A body of mass 10 kg is attached to a wire 30 cm long. Area of cross section of the wire is 10 raise to power -6 metre square. It's breaking stress is 4.8×10 raise to power 7 N/metre square. Find maximum angular velocity with which it can be rotated in the horizontal circle?

force=w*length wire

breaking stress*Areawire=w*lengthwire
solve for w

To find the maximum angular velocity with which the body can be rotated in the horizontal circle, we need to consider the tension in the wire at the breaking point.

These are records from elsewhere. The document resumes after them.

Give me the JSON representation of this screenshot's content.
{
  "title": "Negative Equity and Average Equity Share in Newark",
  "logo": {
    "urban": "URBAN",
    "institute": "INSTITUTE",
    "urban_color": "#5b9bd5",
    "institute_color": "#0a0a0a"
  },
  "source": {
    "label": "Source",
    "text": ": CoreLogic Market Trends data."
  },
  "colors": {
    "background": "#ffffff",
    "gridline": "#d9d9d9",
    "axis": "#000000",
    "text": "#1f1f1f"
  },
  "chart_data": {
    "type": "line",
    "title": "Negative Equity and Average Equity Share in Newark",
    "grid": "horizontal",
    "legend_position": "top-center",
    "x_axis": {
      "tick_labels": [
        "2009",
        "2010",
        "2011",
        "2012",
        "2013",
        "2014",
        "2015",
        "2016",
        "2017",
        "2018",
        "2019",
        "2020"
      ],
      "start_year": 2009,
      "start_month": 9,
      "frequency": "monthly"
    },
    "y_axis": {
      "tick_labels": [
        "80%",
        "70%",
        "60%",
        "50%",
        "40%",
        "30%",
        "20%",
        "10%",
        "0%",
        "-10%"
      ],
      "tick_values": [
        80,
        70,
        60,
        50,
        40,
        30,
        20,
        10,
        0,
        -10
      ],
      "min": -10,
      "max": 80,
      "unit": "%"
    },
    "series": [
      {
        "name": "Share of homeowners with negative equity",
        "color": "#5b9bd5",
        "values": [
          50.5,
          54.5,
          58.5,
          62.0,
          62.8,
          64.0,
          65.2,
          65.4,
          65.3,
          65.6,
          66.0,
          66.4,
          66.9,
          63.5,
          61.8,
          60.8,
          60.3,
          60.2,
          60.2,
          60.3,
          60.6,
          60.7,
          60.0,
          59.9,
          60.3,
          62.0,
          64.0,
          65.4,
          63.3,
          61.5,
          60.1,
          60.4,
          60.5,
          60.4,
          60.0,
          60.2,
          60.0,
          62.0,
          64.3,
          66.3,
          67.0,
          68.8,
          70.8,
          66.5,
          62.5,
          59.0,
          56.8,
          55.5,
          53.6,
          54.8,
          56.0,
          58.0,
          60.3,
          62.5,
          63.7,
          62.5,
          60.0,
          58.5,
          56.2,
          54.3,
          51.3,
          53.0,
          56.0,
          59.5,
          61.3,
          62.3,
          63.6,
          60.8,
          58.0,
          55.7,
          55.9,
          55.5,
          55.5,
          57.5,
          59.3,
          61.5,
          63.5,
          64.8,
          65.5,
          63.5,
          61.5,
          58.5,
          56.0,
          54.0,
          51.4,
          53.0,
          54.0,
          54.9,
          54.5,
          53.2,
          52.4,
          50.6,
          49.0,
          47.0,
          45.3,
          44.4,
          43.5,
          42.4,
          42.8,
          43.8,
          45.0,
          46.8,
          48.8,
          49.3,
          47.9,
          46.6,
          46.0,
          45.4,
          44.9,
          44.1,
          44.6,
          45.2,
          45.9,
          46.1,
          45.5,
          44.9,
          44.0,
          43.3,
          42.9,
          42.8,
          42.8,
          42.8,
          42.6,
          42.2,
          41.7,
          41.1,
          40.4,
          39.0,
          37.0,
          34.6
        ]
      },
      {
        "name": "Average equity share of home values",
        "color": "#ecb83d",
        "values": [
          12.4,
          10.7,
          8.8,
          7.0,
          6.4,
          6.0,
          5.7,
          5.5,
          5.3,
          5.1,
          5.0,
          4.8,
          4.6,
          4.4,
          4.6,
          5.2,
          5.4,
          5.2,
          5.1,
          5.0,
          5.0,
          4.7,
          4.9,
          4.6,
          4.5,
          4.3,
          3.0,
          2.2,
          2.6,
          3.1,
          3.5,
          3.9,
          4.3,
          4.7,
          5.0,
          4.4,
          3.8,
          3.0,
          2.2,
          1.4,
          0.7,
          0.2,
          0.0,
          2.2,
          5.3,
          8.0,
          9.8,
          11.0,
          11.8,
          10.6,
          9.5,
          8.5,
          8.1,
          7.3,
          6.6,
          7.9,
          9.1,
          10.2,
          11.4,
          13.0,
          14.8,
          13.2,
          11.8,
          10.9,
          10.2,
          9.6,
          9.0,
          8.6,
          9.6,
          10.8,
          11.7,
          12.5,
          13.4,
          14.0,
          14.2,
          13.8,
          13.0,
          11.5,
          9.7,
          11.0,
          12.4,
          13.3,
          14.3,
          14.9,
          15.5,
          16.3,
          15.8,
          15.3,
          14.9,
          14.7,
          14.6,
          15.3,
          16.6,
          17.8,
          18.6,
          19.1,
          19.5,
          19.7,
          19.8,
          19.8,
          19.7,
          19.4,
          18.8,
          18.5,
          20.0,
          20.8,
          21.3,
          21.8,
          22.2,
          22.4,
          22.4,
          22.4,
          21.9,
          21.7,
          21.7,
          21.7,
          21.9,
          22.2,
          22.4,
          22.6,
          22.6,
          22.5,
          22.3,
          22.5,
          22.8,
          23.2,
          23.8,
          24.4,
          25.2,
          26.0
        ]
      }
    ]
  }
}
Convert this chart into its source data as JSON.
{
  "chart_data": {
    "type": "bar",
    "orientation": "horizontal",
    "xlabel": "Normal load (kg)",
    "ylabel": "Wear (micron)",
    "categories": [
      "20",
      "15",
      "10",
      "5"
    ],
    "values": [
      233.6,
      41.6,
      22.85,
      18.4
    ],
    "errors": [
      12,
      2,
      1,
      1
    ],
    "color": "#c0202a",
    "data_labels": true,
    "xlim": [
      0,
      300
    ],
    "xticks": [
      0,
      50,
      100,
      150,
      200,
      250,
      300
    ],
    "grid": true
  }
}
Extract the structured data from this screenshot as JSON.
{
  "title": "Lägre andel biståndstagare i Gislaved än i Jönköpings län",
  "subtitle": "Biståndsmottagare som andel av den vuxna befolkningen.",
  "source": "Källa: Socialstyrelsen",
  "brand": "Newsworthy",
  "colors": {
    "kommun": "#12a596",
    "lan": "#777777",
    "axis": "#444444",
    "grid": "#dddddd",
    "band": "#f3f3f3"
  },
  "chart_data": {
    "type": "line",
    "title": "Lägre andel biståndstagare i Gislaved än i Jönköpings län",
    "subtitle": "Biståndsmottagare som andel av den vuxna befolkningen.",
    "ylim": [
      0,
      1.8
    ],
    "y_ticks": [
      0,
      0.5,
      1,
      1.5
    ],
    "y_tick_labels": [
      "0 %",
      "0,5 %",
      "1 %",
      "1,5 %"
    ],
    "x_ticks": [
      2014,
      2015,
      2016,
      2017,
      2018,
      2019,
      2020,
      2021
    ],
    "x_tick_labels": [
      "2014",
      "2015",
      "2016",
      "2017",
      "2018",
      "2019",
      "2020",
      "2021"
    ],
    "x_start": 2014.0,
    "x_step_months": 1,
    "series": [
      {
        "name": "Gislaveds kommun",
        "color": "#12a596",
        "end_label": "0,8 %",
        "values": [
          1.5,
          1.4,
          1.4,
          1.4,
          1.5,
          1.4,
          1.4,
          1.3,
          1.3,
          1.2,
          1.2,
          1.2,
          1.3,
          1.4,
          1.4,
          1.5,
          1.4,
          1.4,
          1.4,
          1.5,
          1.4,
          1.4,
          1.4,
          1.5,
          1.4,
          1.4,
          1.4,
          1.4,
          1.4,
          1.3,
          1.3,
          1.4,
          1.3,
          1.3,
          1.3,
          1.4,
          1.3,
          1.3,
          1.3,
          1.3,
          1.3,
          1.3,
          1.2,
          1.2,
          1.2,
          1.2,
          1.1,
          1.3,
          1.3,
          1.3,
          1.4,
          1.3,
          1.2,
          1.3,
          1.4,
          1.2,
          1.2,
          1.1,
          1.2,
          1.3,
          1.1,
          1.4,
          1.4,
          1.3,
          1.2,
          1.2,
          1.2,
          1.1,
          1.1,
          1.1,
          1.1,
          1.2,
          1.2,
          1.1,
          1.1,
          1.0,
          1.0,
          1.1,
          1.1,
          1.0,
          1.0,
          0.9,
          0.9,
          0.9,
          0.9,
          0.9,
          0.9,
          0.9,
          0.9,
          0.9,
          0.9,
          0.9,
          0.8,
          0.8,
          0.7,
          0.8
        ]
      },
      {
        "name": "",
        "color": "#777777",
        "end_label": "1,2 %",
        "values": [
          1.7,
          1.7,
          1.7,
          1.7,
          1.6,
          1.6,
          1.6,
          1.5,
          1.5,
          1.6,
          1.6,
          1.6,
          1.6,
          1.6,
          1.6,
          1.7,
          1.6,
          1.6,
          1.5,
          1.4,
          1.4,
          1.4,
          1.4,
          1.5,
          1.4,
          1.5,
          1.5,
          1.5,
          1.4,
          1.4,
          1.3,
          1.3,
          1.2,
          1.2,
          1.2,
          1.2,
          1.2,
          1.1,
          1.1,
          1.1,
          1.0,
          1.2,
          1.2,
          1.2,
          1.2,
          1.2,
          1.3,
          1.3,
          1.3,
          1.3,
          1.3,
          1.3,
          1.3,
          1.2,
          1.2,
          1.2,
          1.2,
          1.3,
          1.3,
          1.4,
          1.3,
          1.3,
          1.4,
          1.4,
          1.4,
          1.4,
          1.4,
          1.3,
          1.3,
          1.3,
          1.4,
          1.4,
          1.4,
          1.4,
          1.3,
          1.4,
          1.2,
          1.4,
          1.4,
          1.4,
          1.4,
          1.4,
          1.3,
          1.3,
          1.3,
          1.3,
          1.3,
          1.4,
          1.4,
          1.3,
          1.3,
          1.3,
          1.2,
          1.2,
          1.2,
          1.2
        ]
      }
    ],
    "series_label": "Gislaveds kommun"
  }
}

The tension in the wire can be calculated using the equation:

Tension = (Mass × Centripetal Force) / Radius

To find the centripetal force, we need to calculate the maximum force that can be exerted on the wire without exceeding its breaking stress. The maximum force can be found using the equation:

Maximum Force = Breaking Stress × Area of Cross Section

Now, we have all the required information to solve the problem:

Given:
Mass (m) = 10 kg
Length of wire (L) = 30 cm = 0.3 m
Area of Cross Section (A) = 10^-6 m^2
Breaking Stress (σ) = 4.8 × 10^7 N/m^2

Step 1: Calculate the maximum force:
Maximum Force = Breaking Stress × Area of Cross Section
Maximum Force = (4.8 × 10^7 N/m^2) × (10^-6 m^2)
Maximum Force = 48 N

Step 2: Calculate the tension in the wire:
Tension = (Mass × Centripetal Force) / Radius
Tension = (10 kg × Centripetal Force) / 0.3 m

Step 3: Set the tension equal to the maximum force and solve for the centripetal force:
Tension = Maximum Force
(Mass × Centripetal Force) / 0.3 m = 48 N
Centripetal Force = (48 N × 0.3 m) / 10 kg
Centripetal Force = 1.44 N

Step 4: Calculate the maximum angular velocity:
Centripetal Force = (Mass × Angular Velocity^2) × Radius
1.44 N = (10 kg × Angular Velocity^2) × 0.3 m
Angular Velocity^2 = 1.44 N / (10 kg × 0.3 m)
Angular Velocity^2 = 0.48 rad^2/s^2

Taking the square root of both sides,
Angular Velocity = √(0.48 rad^2/s^2)
Angular Velocity ≈ 0.69 rad/s

Therefore, the maximum angular velocity with which the body can be rotated in the horizontal circle is approximately 0.69 rad/s.